Mi spiego meglio. Formulata diagnosi, ad esempio di psoriasi, melanoma, vitiligine, ittiosi, dermatite atopica,... il paziente inizia un percorso di vita per sempre e non deve essere lasciato solo!!! Un percorso lungo il quale sarebbe utile incontrare altri pazienti che stanno vivendo la stessa problematica. Un percorso lungo il quale anche gli specialisti non devono mancare per rompere quella visione con i paraocchi che focalizza il tutto solo al momento della visita e poi a quello del controllo successivo.
Noi oggi, insieme, stiamo realizzando un progetto di vita che sicuramente non risolverà i problemi di molti ma potrà favorire la condivisione, il supporto reciproco, lo scambio d'informazione, l'aggiornamento continuo. Un progetto che ci vede tutti coinvolti, liberi di partecipare con la voglia e il desiderio di ritagliarsi quei minuti durante la frenesia quotidiana per leggere i commenti degli utenti e di rispondere con lo stato d'animo del momento, le preoccupazioni, l'entusiasmo che stiamo vivendo.
FIOR3 ha scritto:...ma perché non cerchiamo di diventare un'associazione?

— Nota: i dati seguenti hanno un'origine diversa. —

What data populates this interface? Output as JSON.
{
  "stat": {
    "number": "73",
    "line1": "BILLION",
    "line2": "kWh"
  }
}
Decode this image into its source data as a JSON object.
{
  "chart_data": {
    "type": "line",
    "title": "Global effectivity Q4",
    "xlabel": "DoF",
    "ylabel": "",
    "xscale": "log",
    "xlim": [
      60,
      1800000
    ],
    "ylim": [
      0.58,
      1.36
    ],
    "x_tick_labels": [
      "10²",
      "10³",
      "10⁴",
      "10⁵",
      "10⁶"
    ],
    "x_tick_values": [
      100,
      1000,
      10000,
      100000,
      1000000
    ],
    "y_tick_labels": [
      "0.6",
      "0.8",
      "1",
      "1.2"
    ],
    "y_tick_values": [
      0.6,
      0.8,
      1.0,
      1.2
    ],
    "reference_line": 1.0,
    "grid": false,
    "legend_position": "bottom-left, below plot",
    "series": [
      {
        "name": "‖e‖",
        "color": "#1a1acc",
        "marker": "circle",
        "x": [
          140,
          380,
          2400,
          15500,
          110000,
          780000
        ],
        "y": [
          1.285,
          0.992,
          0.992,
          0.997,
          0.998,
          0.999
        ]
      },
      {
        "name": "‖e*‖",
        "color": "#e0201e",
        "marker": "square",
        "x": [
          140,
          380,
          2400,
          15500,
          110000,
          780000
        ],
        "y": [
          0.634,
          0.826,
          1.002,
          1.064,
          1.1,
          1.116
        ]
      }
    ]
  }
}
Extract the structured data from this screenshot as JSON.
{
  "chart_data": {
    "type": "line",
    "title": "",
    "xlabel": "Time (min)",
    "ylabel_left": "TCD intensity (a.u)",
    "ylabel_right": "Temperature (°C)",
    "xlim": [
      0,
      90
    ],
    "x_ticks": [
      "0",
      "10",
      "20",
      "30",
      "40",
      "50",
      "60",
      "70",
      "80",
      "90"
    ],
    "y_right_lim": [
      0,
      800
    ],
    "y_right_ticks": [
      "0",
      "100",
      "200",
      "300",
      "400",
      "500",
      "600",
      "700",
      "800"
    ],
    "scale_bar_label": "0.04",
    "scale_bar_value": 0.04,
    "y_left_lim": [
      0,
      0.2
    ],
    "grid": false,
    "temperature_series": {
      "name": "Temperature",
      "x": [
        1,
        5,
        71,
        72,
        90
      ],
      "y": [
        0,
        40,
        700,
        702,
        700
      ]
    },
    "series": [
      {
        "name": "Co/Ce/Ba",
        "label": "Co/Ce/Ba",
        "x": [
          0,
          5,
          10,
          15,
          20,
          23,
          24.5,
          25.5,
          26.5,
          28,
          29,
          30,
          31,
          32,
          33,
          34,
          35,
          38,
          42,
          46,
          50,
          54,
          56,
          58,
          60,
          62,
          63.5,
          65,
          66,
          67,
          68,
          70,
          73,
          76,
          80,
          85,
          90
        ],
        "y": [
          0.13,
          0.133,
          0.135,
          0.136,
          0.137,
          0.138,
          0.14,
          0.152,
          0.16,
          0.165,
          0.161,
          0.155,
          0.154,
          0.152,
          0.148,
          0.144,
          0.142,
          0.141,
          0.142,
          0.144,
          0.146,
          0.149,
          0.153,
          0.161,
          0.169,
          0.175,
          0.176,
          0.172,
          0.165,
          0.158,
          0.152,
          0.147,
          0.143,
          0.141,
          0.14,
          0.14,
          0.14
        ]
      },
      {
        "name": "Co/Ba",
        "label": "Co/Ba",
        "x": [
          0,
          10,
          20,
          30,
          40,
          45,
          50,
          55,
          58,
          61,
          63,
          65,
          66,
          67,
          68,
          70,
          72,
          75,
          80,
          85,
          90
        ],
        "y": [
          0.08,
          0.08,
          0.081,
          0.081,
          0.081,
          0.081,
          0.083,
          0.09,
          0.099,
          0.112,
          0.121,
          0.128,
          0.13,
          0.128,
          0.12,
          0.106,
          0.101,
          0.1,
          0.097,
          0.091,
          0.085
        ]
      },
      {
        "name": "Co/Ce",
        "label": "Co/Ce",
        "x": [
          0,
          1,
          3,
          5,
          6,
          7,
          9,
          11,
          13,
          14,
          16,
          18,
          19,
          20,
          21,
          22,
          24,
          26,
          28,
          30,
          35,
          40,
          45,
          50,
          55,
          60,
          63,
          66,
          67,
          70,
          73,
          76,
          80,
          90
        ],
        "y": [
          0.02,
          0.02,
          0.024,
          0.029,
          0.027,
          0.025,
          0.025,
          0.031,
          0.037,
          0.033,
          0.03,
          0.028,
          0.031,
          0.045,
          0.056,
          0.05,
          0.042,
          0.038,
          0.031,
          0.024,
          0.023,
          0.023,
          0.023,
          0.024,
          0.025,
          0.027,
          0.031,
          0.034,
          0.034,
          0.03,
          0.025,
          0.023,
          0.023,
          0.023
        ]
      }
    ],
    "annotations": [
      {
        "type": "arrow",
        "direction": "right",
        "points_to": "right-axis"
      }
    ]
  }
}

Proprio per questo motivo, trattandosi di un progetto aperto a tutti i pazienti e agli utenti interessati alle tematiche dermatologiche l'associazione, nel senso classico del termine, rischierebbe di chiudere il gruppo. Ad esempio, in Italia ci sono circa 4.000 dermatologi, divisi in circa 15 associazioni e ognuna pensa di essere la migliore o la più importante...
Nel nostro caso, sarei soddisfatto se non ci sentissimo migliori di nessuno, se non fossimo né davanti né dietro ad altri gruppi o associazioni ma solo se fossimo
in mezzo alle persone, ai loro problemi quotidiani, ai loro sogni e alle loro speranze per sentire più da vicino
il respiro vero di chi soffre, di chi vive tutti i giorni sulla propria pelle una malattia dermatologica oppure di chi, come me, deve formulare una diagnosi, a volte
difficile e fatica a trovare le parole per farlo.